The pebble was "e-paper" which was a marketing term for a transflective LCD. It was not e-ink.
E-ink is a proprietary display tech that uses actual magnetized "ink" suspended in "liquid" cells. By pushing and pulling dark/light ink particles with an array of tiny electromagnets, it physically "paints" an image onto the display surface. Even if you entirely cut power, the image remains indefinitely.
Transflective LCD, is an LCD, and while its an extremely small amount, it does still need power to stay on.
Weird, has nobody made a real e ink watch? That seems like it'd be a no brainer to make as watch displays go. Or is there some reason it wouldn't be good in a watch format?
But the transflective LCDs which were used by pebble were really fucking good. Especially with color in the Pebble Time, and the display that was going to be in the Time 2 was very promising.

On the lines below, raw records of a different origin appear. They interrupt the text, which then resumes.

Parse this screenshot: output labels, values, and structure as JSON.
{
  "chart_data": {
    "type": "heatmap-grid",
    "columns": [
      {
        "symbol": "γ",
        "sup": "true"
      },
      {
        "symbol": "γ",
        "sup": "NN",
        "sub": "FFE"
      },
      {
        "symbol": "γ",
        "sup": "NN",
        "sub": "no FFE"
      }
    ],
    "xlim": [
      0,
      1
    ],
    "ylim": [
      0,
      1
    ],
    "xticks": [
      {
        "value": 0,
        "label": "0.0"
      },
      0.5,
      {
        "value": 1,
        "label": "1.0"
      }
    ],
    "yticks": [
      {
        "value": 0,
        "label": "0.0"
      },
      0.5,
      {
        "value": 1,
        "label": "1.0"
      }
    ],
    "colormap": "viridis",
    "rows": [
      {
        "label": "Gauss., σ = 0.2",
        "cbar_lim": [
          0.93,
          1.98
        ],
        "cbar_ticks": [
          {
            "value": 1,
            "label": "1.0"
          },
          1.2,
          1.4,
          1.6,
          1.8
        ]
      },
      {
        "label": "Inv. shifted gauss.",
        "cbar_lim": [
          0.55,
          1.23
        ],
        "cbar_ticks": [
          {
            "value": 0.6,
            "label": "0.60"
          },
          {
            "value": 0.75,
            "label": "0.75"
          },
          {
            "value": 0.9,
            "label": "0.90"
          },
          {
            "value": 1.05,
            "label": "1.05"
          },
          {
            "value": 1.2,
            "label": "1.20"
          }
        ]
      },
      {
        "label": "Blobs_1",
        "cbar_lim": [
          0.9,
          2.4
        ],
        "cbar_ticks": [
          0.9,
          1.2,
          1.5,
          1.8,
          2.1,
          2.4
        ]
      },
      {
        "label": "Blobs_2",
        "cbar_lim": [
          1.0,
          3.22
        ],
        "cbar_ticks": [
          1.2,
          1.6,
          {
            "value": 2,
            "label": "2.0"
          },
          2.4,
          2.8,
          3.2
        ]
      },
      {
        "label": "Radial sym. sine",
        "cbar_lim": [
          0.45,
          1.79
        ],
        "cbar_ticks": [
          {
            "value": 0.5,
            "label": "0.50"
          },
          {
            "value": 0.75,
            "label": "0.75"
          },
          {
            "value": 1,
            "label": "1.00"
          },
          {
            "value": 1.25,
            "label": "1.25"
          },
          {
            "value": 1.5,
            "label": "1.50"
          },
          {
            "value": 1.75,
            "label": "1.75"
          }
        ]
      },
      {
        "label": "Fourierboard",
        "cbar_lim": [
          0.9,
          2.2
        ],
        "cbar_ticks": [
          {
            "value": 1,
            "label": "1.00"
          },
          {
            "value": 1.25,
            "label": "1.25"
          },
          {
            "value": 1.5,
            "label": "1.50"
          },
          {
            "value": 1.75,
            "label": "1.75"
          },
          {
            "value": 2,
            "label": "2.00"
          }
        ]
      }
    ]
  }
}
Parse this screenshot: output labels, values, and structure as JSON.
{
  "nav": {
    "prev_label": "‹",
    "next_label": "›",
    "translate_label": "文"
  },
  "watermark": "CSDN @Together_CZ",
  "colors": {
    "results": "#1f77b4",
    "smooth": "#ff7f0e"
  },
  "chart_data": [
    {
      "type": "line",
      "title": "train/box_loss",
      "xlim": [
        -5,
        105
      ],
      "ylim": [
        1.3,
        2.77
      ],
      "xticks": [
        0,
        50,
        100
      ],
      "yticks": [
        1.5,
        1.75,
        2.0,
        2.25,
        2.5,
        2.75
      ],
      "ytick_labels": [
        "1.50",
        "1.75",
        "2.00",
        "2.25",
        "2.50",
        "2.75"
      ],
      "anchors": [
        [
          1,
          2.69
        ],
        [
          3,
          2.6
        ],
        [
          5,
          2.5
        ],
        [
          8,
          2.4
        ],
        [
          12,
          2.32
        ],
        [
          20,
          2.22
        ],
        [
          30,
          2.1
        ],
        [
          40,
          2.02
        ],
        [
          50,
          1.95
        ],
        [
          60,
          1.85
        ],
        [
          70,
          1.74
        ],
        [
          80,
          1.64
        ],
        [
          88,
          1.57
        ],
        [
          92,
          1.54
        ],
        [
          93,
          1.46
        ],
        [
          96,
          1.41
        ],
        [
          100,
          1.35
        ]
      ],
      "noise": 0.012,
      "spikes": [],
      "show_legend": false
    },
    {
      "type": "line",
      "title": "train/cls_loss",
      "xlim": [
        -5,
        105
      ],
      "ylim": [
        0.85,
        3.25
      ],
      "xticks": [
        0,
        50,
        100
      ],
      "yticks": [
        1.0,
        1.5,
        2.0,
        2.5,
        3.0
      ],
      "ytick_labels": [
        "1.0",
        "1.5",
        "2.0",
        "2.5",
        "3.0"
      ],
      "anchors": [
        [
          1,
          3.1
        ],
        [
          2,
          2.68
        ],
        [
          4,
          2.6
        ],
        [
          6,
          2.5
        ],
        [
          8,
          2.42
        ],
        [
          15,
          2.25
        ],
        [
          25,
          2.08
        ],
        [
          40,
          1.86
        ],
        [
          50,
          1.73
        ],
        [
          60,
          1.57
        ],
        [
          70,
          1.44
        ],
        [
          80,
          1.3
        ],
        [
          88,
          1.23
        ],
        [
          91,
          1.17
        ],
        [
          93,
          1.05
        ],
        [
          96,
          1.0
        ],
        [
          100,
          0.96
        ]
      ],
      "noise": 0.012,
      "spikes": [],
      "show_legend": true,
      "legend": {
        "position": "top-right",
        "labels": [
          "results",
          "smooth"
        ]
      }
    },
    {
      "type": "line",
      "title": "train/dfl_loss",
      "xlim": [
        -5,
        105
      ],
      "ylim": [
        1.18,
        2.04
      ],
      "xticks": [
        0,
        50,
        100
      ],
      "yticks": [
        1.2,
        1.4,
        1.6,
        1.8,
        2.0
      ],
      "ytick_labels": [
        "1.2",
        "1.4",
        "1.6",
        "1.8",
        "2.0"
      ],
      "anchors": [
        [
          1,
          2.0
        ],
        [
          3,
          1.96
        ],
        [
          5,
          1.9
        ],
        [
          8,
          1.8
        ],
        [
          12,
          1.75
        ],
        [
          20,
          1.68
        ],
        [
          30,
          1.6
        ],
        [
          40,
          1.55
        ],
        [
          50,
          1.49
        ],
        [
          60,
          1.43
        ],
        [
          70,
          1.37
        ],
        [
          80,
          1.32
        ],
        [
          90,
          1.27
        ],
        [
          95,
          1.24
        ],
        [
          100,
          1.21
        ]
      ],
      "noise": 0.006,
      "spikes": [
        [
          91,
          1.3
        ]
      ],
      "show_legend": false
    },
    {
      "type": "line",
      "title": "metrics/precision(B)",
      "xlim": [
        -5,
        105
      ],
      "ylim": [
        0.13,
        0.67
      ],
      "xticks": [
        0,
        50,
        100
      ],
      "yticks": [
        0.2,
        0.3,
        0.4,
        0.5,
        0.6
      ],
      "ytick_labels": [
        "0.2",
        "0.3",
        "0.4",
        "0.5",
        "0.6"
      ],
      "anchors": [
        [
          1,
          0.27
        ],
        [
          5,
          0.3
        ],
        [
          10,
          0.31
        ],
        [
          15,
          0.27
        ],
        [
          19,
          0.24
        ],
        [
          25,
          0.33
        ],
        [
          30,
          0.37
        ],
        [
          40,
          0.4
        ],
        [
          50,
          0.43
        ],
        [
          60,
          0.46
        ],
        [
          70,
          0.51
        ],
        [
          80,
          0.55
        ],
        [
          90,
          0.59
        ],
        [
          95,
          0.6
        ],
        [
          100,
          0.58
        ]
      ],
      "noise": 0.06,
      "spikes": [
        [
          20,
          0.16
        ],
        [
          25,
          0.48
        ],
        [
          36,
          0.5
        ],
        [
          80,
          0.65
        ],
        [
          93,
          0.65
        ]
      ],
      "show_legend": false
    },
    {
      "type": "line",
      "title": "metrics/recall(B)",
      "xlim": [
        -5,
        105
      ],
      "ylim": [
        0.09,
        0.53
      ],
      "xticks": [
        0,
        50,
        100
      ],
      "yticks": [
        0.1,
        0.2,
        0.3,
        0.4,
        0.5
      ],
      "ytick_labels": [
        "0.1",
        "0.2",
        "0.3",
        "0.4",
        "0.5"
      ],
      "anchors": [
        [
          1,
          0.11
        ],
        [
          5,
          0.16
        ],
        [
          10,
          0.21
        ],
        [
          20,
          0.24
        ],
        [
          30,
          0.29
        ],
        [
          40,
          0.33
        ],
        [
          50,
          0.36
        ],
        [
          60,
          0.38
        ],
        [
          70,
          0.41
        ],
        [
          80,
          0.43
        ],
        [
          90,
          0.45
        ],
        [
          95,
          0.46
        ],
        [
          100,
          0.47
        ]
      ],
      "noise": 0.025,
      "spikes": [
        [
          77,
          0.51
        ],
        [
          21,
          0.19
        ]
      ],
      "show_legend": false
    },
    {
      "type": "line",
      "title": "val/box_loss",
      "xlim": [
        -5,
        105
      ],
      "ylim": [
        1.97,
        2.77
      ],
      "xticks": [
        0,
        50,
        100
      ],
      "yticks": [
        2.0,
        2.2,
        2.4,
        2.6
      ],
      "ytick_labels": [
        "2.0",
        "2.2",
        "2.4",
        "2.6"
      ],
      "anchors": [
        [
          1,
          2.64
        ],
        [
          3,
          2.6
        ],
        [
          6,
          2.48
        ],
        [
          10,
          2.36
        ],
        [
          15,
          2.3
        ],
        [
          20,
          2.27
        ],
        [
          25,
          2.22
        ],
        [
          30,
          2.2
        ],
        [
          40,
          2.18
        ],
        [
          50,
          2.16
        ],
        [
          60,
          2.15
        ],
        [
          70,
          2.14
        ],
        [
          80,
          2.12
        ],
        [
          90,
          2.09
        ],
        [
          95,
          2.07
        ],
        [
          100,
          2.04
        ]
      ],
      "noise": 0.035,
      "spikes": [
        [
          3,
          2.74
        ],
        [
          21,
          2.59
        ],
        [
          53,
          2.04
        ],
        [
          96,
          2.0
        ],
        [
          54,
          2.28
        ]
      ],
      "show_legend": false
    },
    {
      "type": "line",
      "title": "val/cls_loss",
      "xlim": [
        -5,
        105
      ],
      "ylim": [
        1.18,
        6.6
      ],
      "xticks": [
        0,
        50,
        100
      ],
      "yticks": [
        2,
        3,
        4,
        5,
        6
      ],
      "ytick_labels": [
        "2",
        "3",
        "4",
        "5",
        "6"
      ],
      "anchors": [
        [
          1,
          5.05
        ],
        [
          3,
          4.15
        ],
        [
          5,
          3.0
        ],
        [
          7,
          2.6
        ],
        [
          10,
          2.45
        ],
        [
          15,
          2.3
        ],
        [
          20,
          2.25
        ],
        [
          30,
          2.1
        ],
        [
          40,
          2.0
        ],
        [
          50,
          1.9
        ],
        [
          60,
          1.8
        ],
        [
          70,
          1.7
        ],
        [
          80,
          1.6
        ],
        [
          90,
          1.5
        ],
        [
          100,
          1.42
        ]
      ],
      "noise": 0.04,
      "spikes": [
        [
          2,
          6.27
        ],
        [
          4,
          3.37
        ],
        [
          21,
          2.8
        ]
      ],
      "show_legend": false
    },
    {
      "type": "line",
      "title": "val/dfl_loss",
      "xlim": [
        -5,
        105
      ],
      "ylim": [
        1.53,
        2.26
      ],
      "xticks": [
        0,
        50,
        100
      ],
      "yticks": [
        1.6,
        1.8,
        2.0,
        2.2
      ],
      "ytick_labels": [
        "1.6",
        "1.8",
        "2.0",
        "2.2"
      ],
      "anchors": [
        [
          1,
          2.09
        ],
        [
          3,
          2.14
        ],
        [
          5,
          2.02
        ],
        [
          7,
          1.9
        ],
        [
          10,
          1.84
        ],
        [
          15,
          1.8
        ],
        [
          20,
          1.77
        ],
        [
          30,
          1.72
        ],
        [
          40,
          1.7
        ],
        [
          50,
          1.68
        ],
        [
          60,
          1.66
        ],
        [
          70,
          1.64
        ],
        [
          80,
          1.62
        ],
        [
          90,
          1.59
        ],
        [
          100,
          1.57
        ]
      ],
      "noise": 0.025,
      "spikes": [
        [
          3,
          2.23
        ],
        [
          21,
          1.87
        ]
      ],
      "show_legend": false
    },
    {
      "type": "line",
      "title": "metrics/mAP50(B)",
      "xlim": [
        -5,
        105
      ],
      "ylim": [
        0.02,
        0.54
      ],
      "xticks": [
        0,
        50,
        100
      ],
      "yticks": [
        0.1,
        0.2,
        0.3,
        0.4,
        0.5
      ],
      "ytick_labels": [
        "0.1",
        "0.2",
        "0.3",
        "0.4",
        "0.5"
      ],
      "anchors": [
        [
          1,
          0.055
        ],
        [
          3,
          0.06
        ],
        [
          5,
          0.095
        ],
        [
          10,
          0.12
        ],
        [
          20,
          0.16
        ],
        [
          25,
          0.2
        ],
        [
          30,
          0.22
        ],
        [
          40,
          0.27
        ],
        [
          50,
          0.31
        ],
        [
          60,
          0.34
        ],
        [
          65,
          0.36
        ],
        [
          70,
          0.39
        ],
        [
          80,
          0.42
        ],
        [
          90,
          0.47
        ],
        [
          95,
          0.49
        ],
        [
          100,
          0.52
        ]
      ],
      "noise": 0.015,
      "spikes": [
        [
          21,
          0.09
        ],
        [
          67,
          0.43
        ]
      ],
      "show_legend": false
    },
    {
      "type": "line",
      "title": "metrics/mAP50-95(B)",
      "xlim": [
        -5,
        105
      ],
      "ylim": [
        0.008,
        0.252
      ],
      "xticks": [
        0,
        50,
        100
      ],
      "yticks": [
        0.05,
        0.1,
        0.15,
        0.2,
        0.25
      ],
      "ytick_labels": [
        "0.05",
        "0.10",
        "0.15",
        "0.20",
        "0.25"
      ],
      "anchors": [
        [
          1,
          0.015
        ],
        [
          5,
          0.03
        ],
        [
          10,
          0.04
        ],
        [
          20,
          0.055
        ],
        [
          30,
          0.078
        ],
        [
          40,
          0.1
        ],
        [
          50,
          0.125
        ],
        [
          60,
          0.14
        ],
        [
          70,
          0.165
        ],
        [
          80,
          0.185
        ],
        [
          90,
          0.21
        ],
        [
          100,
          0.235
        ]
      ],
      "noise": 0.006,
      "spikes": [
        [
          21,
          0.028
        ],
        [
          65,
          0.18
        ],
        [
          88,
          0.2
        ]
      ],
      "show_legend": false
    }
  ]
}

E-Ink watches do exists, they are made by Fossil, and are great. Popping mine in a charger while I shower is enough to keep it going indefinitely.
But e-ink can barely do moving images, there are some tricks which can enable stuff like a small part of the display showing a smoothly animating loading icon, but generally, e-ink can't surpass 1Hz refresh rate.
The UI for Pebble was getting super slick and smoothly animated. That's where the transflective LCD shines, its the best of both worlds, super low power usage while displaying a static image, but when you DO interact with it, it can do 60Hz animations no problem.
Pebble's marketing campaign is so good, I'm still correcting people to this day. xD It's something they call "e-paper", but it's really a transflective LCD (remember those?). Nowhere like e-ink.
Same. Transflective LCDs are great, and I really wish they got used more. Smartwatches are such a perfect application, yet everyone still slaps on energy-hungry oleds that literally degrade from the UV radiation of sunlight.
But they have literally nothing in common with e-ink.